El síndrome del impostor

Cómo evitar la sensación de “no estar a la altura” de lo que se espera de nosotros

“Es cuestión de días. Cuando tenga que dar la presentación se van a dar cuenta de que no entiendo el trabajo. No tengo la experiencia del resto de la gente del equipo. ¿Cómo no lo notaron al contratarme?” Con diálogos internos parecidos a estos convivo desde que empecé a trabajar hace 17 años, y es un sentimiento bastante paralizante que, paradójicamente, no disminuye mientras se gana en experiencia.

Como sólo podemos saber lo que pasa por nuestra cabeza pero no por la de los demás, decidimos livianamente que esta certeza de no estar a la altura es sólo nuestra, mientras comparamos nuestro razonamiento interior con lo que los demás muestran en su exterior. Esta sensación de estar engañando a todos los que nos rodean fue identificada en los años 70 por la psicología con el nombre de “síndrome del impostor”. La actual hipercompetitividad en las empresas y todo tipo de trabajos dispara estos sentimientos entre artistas, maestros, músicos, cirujanos o empresarios exitosos, nadie zafa de esta angustia que le mete palos en la rueda a nuestra productividad.

Pero calma, que si se lo están cuestionando es bastante probable que no sean impostores.Para el psicólogo Miguel Espeche, coordinador del programa de salud mental del hospital Pirovano, lo mejor es percibir más lo que hacemos que lo creemos ser. “Muchas veces nuestras acciones son eficaces, son buenas y ése es un buen espejo para mirarnos y decidir si somos buenos. Pero se nos activa una memoria de nosotros antigua que, por lo general, viene de épocas de la infancia en la cual por alguna razón nos sentimos inadecuados”, explica, pero advierte que esto es sólo un sentimiento. “Es importante darnos cuenta de que es una evocación y no una percepción de lo que somos, que lo que nos define es lo que hacemos.”

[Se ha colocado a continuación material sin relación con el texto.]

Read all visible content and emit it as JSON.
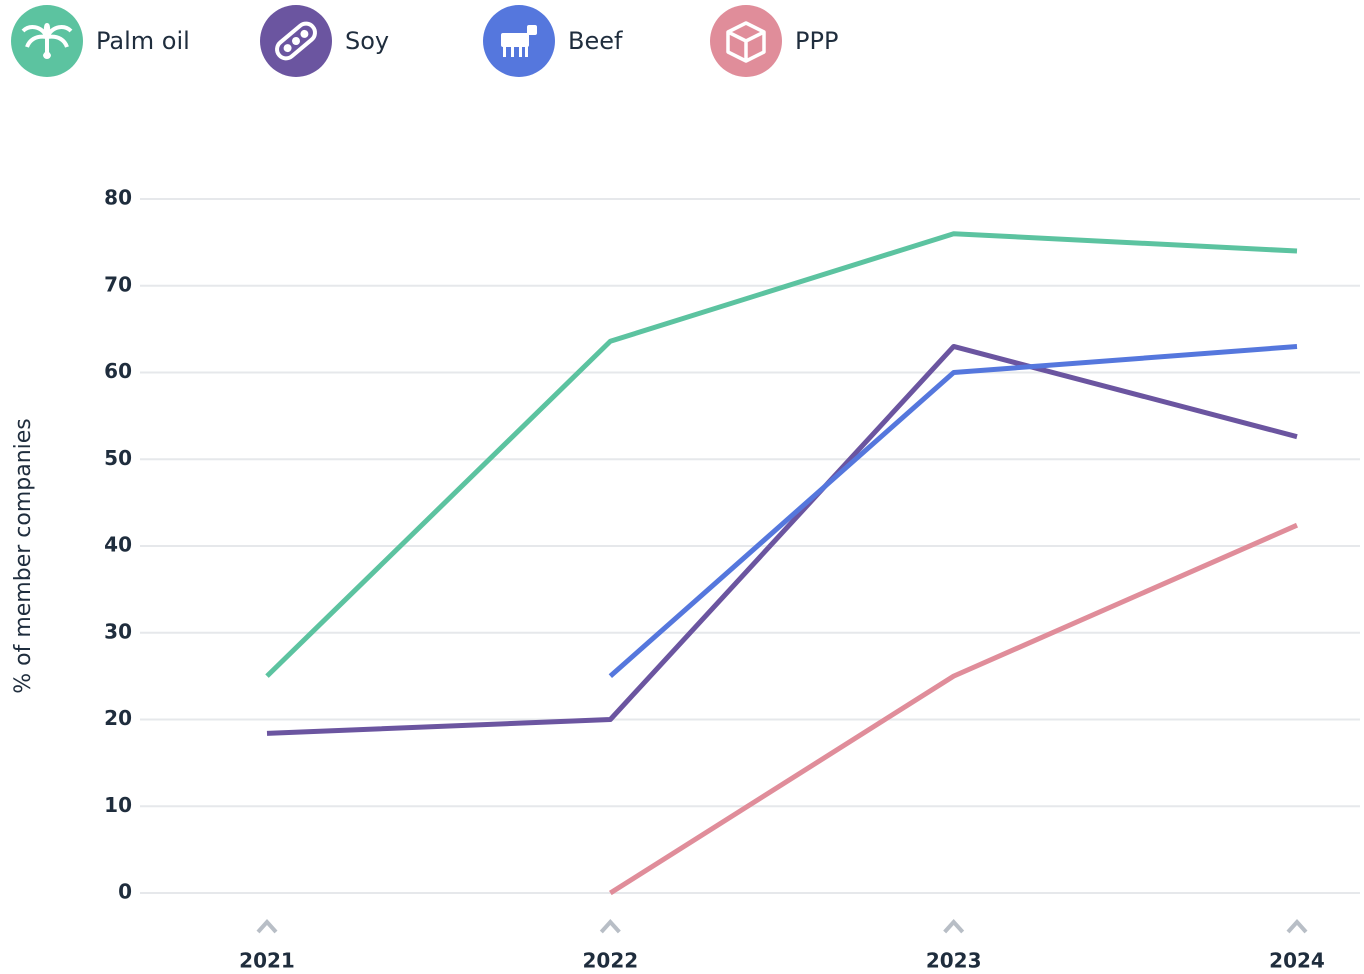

Según la doctora en Psicología Valerie Young, autora de Why Capable People Suffer from the Impostor Syndrome and How to Thrive in Spite of It, las mujeres somos más proclives a sentirlo, probablemente por un estereotipo machista que pone las competencias profesionales más en duda. Y que las cosas salgan bien no alivia el sentimiento. Cuanta más experiencia adquirimos, a esferas más altas de nuestra industria llegamos, pisando siempre en terrenos nuevos en los que nos sentimos extranjeros todo el tiempo.

En equipos de trabajo donde hay buena fe y un ambiente cuidado donde uno puede exponerse, los especialistas recomiendan compartir esta sensación de manea casi lúdica. “Todos a veces estamos sorprendidos de estar jugando en primera, poder decirlo en confianza y saber cómo le pasa esto a cada uno puede ser algo beneficioso para uno y para el equipo”, recomienda el psicólogo. Esa darnos cuenta de que muchas veces nos definimos y definimos a los demás desde los sentimientos. “Nos identificamos desde ellos y es un error, este es sólo un aspecto de la cuestión, pero es más importante lo que hacemos y también lo que los otros hoy ven de nosotros , aquellos que nos tienen en estima y de buena fe.”

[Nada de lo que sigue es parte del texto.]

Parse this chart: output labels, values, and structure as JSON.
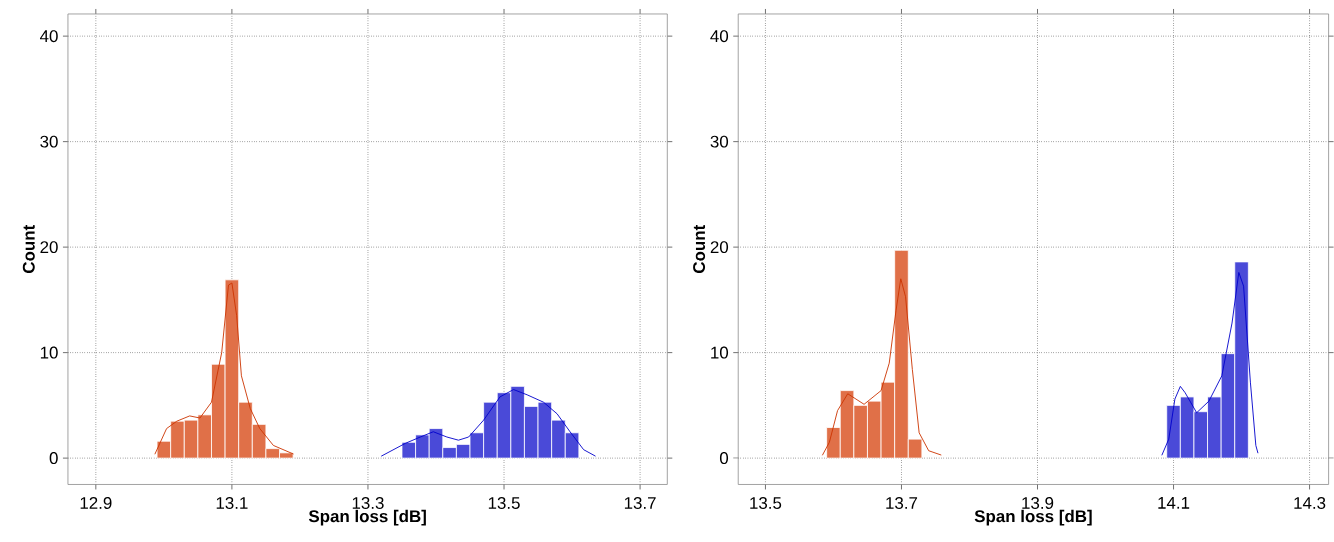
{
  "chart_data": [
    {
      "type": "histogram",
      "xlabel": "Span loss [dB]",
      "ylabel": "Count",
      "xlim": [
        12.859,
        13.74
      ],
      "ylim": [
        -2.5,
        42.1
      ],
      "xticks": [
        12.9,
        13.1,
        13.3,
        13.5,
        13.7
      ],
      "yticks": [
        0,
        10,
        20,
        30,
        40
      ],
      "grid": true,
      "series": [
        {
          "type": "histogram",
          "color": "#e07048",
          "bins": [
            12.99,
            13.01,
            13.03,
            13.05,
            13.07,
            13.09,
            13.11,
            13.13,
            13.15,
            13.17,
            13.19
          ],
          "values": [
            1.6,
            3.5,
            3.6,
            4.1,
            8.9,
            16.9,
            5.3,
            3.2,
            0.9,
            0.5
          ]
        },
        {
          "type": "histogram",
          "color": "#4a4ad8",
          "bins": [
            13.35,
            13.37,
            13.39,
            13.41,
            13.43,
            13.45,
            13.47,
            13.49,
            13.51,
            13.53,
            13.55,
            13.57,
            13.59,
            13.61
          ],
          "values": [
            1.5,
            2.2,
            2.8,
            1.0,
            1.3,
            2.4,
            5.3,
            6.2,
            6.8,
            4.9,
            5.3,
            3.6,
            2.4
          ]
        },
        {
          "type": "line",
          "color": "#cc3300",
          "x": [
            12.987,
            13.004,
            13.019,
            13.038,
            13.053,
            13.07,
            13.085,
            13.095,
            13.1,
            13.107,
            13.114,
            13.127,
            13.141,
            13.161,
            13.19
          ],
          "values": [
            0.4,
            2.8,
            3.5,
            4.0,
            3.8,
            5.3,
            10.0,
            16.4,
            16.6,
            13.5,
            7.8,
            4.7,
            2.8,
            1.2,
            0.4
          ]
        },
        {
          "type": "line",
          "color": "#0000cc",
          "x": [
            13.32,
            13.355,
            13.377,
            13.396,
            13.416,
            13.433,
            13.448,
            13.47,
            13.494,
            13.514,
            13.534,
            13.558,
            13.578,
            13.597,
            13.617,
            13.634
          ],
          "values": [
            0.2,
            1.4,
            2.0,
            2.5,
            2.0,
            1.7,
            2.0,
            3.6,
            5.8,
            6.5,
            6.0,
            5.3,
            4.2,
            2.5,
            0.8,
            0.2
          ]
        }
      ]
    },
    {
      "type": "histogram",
      "xlabel": "Span loss [dB]",
      "ylabel": "Count",
      "xlim": [
        13.46,
        14.328
      ],
      "ylim": [
        -2.5,
        42.1
      ],
      "xticks": [
        13.5,
        13.7,
        13.9,
        14.1,
        14.3
      ],
      "yticks": [
        0,
        10,
        20,
        30,
        40
      ],
      "grid": true,
      "series": [
        {
          "type": "histogram",
          "color": "#e07048",
          "bins": [
            13.59,
            13.61,
            13.63,
            13.65,
            13.67,
            13.69,
            13.71,
            13.73
          ],
          "values": [
            2.9,
            6.4,
            5.0,
            5.4,
            7.2,
            19.7,
            1.8
          ]
        },
        {
          "type": "histogram",
          "color": "#4a4ad8",
          "bins": [
            14.09,
            14.11,
            14.13,
            14.15,
            14.17,
            14.19,
            14.21
          ],
          "values": [
            5.0,
            5.8,
            4.4,
            5.8,
            9.9,
            18.6
          ]
        },
        {
          "type": "line",
          "color": "#cc3300",
          "x": [
            13.584,
            13.594,
            13.606,
            13.621,
            13.645,
            13.67,
            13.682,
            13.692,
            13.699,
            13.706,
            13.716,
            13.726,
            13.74,
            13.758
          ],
          "values": [
            0.3,
            1.5,
            4.5,
            6.1,
            5.1,
            6.4,
            9.0,
            14.0,
            17.0,
            15.3,
            8.4,
            2.4,
            0.7,
            0.3
          ]
        },
        {
          "type": "line",
          "color": "#0000cc",
          "x": [
            14.083,
            14.093,
            14.102,
            14.11,
            14.117,
            14.134,
            14.152,
            14.171,
            14.186,
            14.196,
            14.203,
            14.213,
            14.221,
            14.224
          ],
          "values": [
            0.3,
            1.8,
            5.6,
            6.8,
            6.2,
            4.3,
            5.4,
            7.8,
            12.8,
            17.6,
            16.3,
            7.2,
            1.2,
            0.5
          ]
        }
      ]
    }
  ]
}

Otra idea que alimenta al síndrome del impostor es la necesidad que tenemos de pensar que hay alguien a cargo con verdadero expertise, más cuando se trata de temas de medicina, leyes o gobierno. No soportamos la idea de que todos sean personas erráticas y con contradicciones como nosotros. Espeche recomienda desdramatizar el sentimiento y compartirlo: “Puede ser hasta divertido escuchar cómo siente cada uno que es Cenicienta y cómo cree que se sentirá cuando lleguen las 12. Pero lo importante es quedarse con que a las 12 el príncipe eligió quedarse, valoró otras cosas que no tenían que ver con la apariencia”.